1. INJEÇÃO CLÁSSICA DE DLL VIA CREATEREMOTETHREAD E LOADLIBRARY
Essa técnica é uma das mais comuns usadas para injetar malware em outro processo. O malware escreve o caminho para sua biblioteca de enlace dinâmico malicioso (DLL) no espaço de endereçamento virtual de outro processo, e garante que o processo remoto o carregue criando uma thread remota no processo alvo.
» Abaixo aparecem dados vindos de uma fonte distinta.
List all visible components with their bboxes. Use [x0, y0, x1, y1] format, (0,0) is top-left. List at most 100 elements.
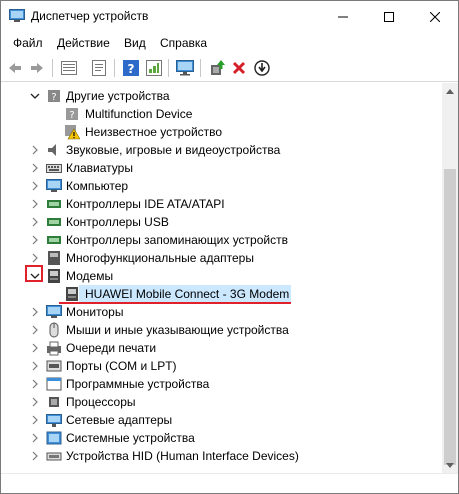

O malware precisa primeiro mirar em um processo para injeção (por exemplo, svchost.exe). Isso geralmente é feito pesquisando entre processos chamando um trio de Interfaces de Programa de Aplicação (API): CreateToolhelp32Snapshot, Process32First e Process32Next. CreateToolhelp32Snapshot é uma API usada para enumerar estados de heap ou módulo de um processo especificado ou de todos os processos, e retorna um snapshot. O Process32First recupera informações sobre o primeiro processo no snapshot, e então o Process32Next é usado em um loop para iterar por eles. Após encontrar o processo alvo, o malware obtém o controle do processo alvo chamando o OpenProcess.
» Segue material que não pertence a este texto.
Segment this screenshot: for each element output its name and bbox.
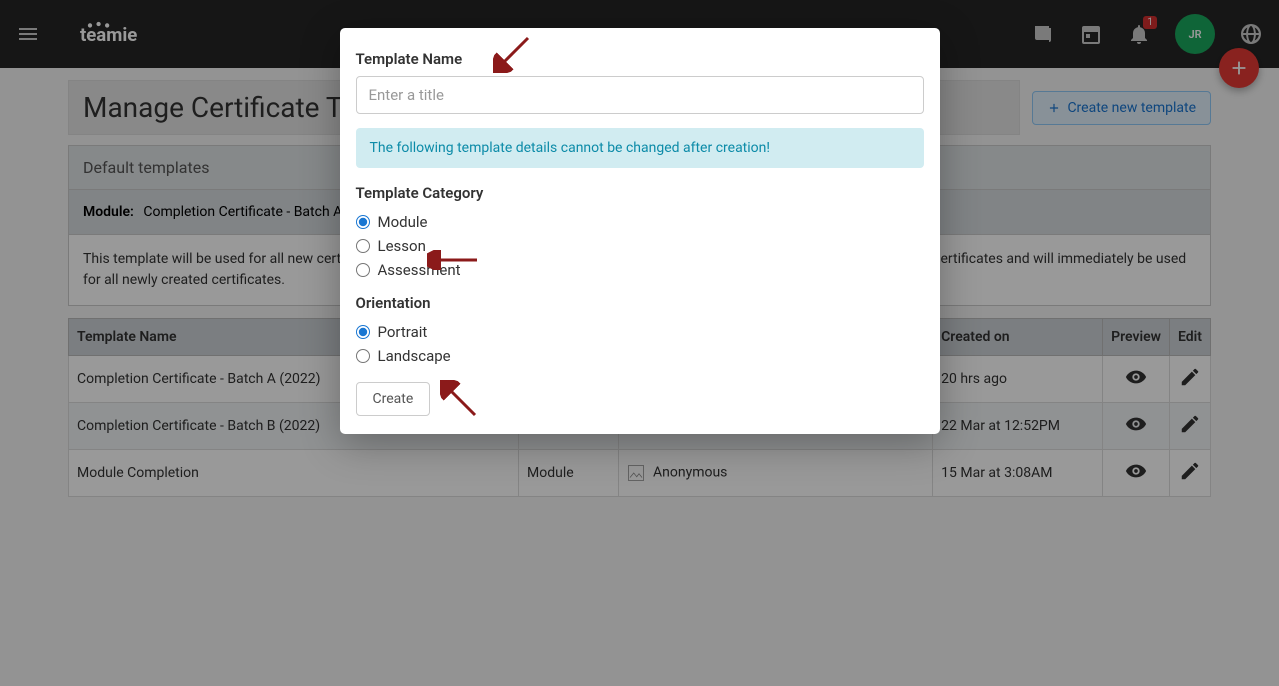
create-button[interactable]: Create (356, 382, 431, 416)
radio-input[interactable] (356, 263, 370, 277)
radio-input[interactable] (356, 349, 370, 363)
category-option[interactable]: Assessment (356, 258, 924, 282)
orientation-option[interactable]: Landscape (356, 344, 924, 368)
radio-label: Landscape (378, 347, 451, 365)
radio-label: Portrait (378, 323, 428, 341)
radio-input[interactable] (356, 325, 370, 339)
radio-input[interactable] (356, 239, 370, 253)
orientation-option[interactable]: Portrait (356, 320, 924, 344)
radio-label: Assessment (378, 261, 461, 279)
category-label: Template Category (356, 184, 924, 202)
template-name-input[interactable] (356, 76, 924, 114)
radio-label: Lesson (378, 237, 426, 255)
radio-input[interactable] (356, 215, 370, 229)
orientation-label: Orientation (356, 294, 924, 312)
info-banner: The following template details cannot be… (356, 128, 924, 168)
create-template-modal: Template Name The following template det… (340, 28, 940, 434)
category-option[interactable]: Lesson (356, 234, 924, 258)
radio-label: Module (378, 213, 428, 231)
category-option[interactable]: Module (356, 210, 924, 234)
template-name-label: Template Name (356, 50, 924, 68)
Como mostrado na Figura 1, o malware chama o VirtualAllocEx para ter um espaço para escrever o caminho em sua DLL. O malware então chama o WriteProcessMemory para gravar o caminho na memória alocada. Por fim, para que o código seja executar em outro processo, o malware chama API como CreateRemoteThread, NtCreateThreadEx ou RtlCreateUserThread. Os dois últimos são indocumentados. No entanto, a ideia geral é passar o endereço do LoadLibrary para uma dessas API, de modo que um processo remoto precise executar a DLL em nome do malware.
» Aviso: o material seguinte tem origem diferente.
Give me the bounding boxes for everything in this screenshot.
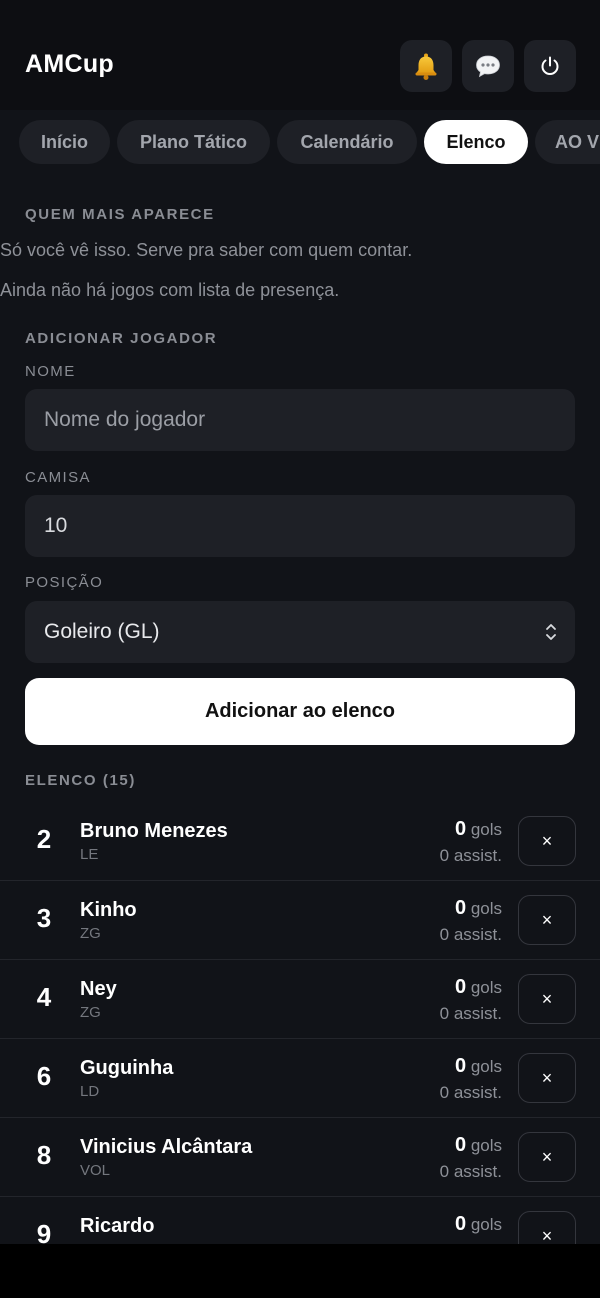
player-number: 6 (36, 1061, 52, 1091)
player-number: 4 (36, 982, 52, 1012)
player-goals: 0 gols (455, 1134, 502, 1157)
goals-unit: gols (470, 1136, 502, 1155)
roster-row: 9 Ricardo 0 gols × (0, 1197, 600, 1244)
remove-player-button[interactable]: × (518, 974, 576, 1024)
messages-button[interactable] (462, 40, 514, 92)
shirt-number-input[interactable] (25, 495, 575, 557)
roster-row: 4 Ney ZG 0 gols 0 assist. × (0, 960, 600, 1039)
close-icon: × (541, 830, 553, 851)
goals-count: 0 (454, 976, 467, 998)
position-select-value: Goleiro (GL) (44, 620, 160, 643)
tab-ao-vivo[interactable]: AO V (535, 120, 600, 164)
player-name: Vinicius Alcântara (80, 1136, 253, 1158)
player-goals: 0 gols (455, 1055, 502, 1078)
goals-count: 0 (454, 1134, 467, 1156)
player-assists: 0 assist. (439, 1004, 502, 1023)
tab-calendario[interactable]: Calendário (277, 120, 417, 164)
player-goals: 0 gols (455, 818, 502, 841)
roster-row: 8 Vinicius Alcântara VOL 0 gols 0 assist… (0, 1118, 600, 1197)
player-goals: 0 gols (455, 976, 502, 999)
close-icon: × (541, 988, 553, 1009)
add-to-roster-button[interactable]: Adicionar ao elenco (25, 678, 575, 745)
goals-unit: gols (470, 899, 502, 918)
bottom-safe-area (0, 1244, 600, 1298)
player-position: VOL (80, 1162, 111, 1179)
roster-row: 3 Kinho ZG 0 gols 0 assist. × (0, 881, 600, 960)
player-number: 8 (36, 1140, 52, 1170)
tab-bar: Início Plano Tático Calendário Elenco AO… (0, 110, 600, 174)
player-name: Kinho (80, 899, 137, 921)
goals-unit: gols (470, 1215, 502, 1234)
player-number: 9 (36, 1219, 52, 1244)
player-name: Ricardo (80, 1215, 155, 1237)
bell-icon (415, 53, 437, 80)
remove-player-button[interactable]: × (518, 1132, 576, 1182)
goals-unit: gols (470, 820, 502, 839)
player-goals: 0 gols (455, 1213, 502, 1236)
player-position: LE (80, 846, 99, 863)
player-name: Guguinha (80, 1057, 174, 1079)
player-position: ZG (80, 1004, 101, 1021)
player-position: LD (80, 1083, 100, 1100)
goals-count: 0 (454, 1055, 467, 1077)
app-screen: AMCup Início Plano Tático Calendário Ele… (0, 0, 600, 1244)
shirt-field-label: CAMISA (25, 469, 91, 486)
notifications-button[interactable] (400, 40, 452, 92)
close-icon: × (541, 1225, 553, 1245)
remove-player-button[interactable]: × (518, 895, 576, 945)
goals-count: 0 (454, 1213, 467, 1235)
power-icon (541, 56, 559, 75)
player-goals: 0 gols (455, 897, 502, 920)
remove-player-button[interactable]: × (518, 816, 576, 866)
app-header: AMCup (0, 0, 600, 110)
attendance-description: Só você vê isso. Serve pra saber com que… (0, 240, 413, 260)
tab-elenco[interactable]: Elenco (424, 120, 528, 164)
player-number: 3 (36, 903, 52, 933)
player-name-input[interactable] (25, 389, 575, 451)
close-icon: × (541, 1067, 553, 1088)
player-number: 2 (36, 824, 52, 854)
goals-count: 0 (454, 818, 467, 840)
position-field-label: POSIÇÃO (25, 574, 104, 591)
goals-unit: gols (470, 1057, 502, 1076)
chevron-up-down-icon (546, 624, 556, 640)
roster-row: 6 Guguinha LD 0 gols 0 assist. × (0, 1039, 600, 1118)
tab-plano-tatico[interactable]: Plano Tático (117, 120, 270, 164)
name-field-label: NOME (25, 363, 76, 380)
app-title: AMCup (25, 50, 114, 78)
attendance-heading: QUEM MAIS APARECE (25, 206, 215, 223)
player-name: Bruno Menezes (80, 820, 228, 842)
goals-count: 0 (454, 897, 467, 919)
player-assists: 0 assist. (439, 1162, 502, 1181)
close-icon: × (541, 909, 553, 930)
chat-bubble-icon (476, 55, 500, 78)
player-name: Ney (80, 978, 117, 1000)
position-select[interactable]: Goleiro (GL) (25, 601, 575, 663)
player-position: ZG (80, 925, 101, 942)
close-icon: × (541, 1146, 553, 1167)
attendance-empty-message: Ainda não há jogos com lista de presença… (0, 280, 340, 300)
add-player-heading: ADICIONAR JOGADOR (25, 330, 218, 347)
roster-row: 2 Bruno Menezes LE 0 gols 0 assist. × (0, 802, 600, 881)
player-assists: 0 assist. (439, 925, 502, 944)
remove-player-button[interactable]: × (518, 1053, 576, 1103)
goals-unit: gols (470, 978, 502, 997)
logout-button[interactable] (524, 40, 576, 92)
roster-heading: ELENCO (15) (25, 772, 136, 789)
player-assists: 0 assist. (439, 846, 502, 865)
player-assists: 0 assist. (439, 1083, 502, 1102)
remove-player-button[interactable]: × (518, 1211, 576, 1244)
tab-inicio[interactable]: Início (19, 120, 110, 164)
O CreateRemoteThread é rastreado e sinalizado por muitos produtos de segurança. Além disso, requer uma DLL maliciosa no disco que pode ser detectada. Considerando que invasores geralmente injetam código para evitar defesas, invasores sofisticados provavelmente não usarão essa abordagem. A captura de tela abaixo mostra um malware chamado Rebhip realizando essa técnica.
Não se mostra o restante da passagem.